Too sexy to be a doctor

Baby… did you forget to take your meds? (Placebo-Meds)
En plein dans les vaccins, prises de sang et autres joyeusetés du genre inhérents à un départ pour l’étranger, j’arrive à mon RV chez mon généraliste. En fait, mA généraliste. Vous savez, le genre pédiatre maman de 7 enfants, la femme toujours souriante que vous ne pourriez pas contrarier tellement elle respire le bonheur et la joie de vivre avec les amours de sa vie. Bref, le genre de femme avec lequel il ne viendrait jamais à votre esprit (même tordu) de penser “hum, sexy!”. Pour ceux qui fantasment sur leur mère, CONSULTEZ.

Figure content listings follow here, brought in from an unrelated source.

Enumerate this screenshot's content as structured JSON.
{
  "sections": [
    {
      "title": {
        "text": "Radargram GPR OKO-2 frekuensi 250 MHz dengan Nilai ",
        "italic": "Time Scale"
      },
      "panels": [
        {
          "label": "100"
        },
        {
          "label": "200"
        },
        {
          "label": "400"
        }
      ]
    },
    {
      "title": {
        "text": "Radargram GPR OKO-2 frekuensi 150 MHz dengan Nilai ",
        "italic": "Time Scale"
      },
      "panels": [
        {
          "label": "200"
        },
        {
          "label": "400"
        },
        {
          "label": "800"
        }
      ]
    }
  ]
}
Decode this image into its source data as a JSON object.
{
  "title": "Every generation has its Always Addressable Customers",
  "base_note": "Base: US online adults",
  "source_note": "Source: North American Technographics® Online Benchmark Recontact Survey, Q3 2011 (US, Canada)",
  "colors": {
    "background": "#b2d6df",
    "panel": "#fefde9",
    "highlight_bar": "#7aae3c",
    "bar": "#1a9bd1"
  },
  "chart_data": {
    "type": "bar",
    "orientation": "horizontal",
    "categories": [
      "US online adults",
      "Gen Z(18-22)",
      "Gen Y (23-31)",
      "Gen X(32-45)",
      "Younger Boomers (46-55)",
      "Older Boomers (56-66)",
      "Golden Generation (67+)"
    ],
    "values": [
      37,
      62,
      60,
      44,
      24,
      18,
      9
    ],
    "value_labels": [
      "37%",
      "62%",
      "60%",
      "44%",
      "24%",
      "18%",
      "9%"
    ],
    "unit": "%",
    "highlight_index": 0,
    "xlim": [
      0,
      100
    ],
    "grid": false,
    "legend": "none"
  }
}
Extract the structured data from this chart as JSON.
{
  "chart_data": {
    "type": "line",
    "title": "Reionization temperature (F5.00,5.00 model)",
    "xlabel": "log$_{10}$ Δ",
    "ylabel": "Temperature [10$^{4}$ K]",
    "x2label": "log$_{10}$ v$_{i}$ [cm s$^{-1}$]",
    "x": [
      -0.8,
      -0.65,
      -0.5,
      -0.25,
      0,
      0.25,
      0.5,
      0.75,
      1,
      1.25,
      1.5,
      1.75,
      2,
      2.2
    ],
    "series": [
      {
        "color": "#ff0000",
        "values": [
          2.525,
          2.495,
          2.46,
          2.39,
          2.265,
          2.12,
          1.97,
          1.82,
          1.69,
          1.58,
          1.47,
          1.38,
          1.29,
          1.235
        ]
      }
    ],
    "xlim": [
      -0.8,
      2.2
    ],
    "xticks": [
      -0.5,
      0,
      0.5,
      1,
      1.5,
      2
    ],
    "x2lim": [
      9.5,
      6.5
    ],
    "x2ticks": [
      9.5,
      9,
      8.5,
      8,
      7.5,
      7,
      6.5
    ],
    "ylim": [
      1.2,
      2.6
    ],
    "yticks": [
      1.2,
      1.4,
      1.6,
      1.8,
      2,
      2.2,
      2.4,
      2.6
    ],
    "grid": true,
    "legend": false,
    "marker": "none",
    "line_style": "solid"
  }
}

Me voici donc en salle d’attente, lorsqu’une autre femme ouvre. Plutôt pas mal du tout, qui n’hésite pas à profiter d’être encore jeune (ultramax la trentaine) pour s’habiller en jupe serrée et petit pull moulant. A croire qu’il faisait trop chaud pour la blouse blanche mais pas assez pour acceuillir les patients topless? Ou alors, et c’est mon avis, plutôt parce que le topless ne lui aurait pas permis de tricher grâce à la magie du push-up. Mais passons.
C’est le moment où mon esprit de scientifique pas si hyper-rationnel que ce que je croyais rejette immédiatement l’idée qu’elle puisse être médecin. Et d’en conclure que le cabinet s’est enfin décidé à embaucher une secrétaire médicale pour ouvrir la porte (pour ceux qui se souviendront de cette pub niaise: “un métier stable et bien rémunéré”). Comme quoi les préjugés ont la vie facile. Oui c’est bon j’ai honte, mais j’y peux rien. En plus c’est débile comme réflexe, quand on côtoie les secrétaires médicales on sait qu’elles viennent pas du Moulin Rouge. Mais c’est comme si je vous dit: “ne pensez pas à un éléphant”…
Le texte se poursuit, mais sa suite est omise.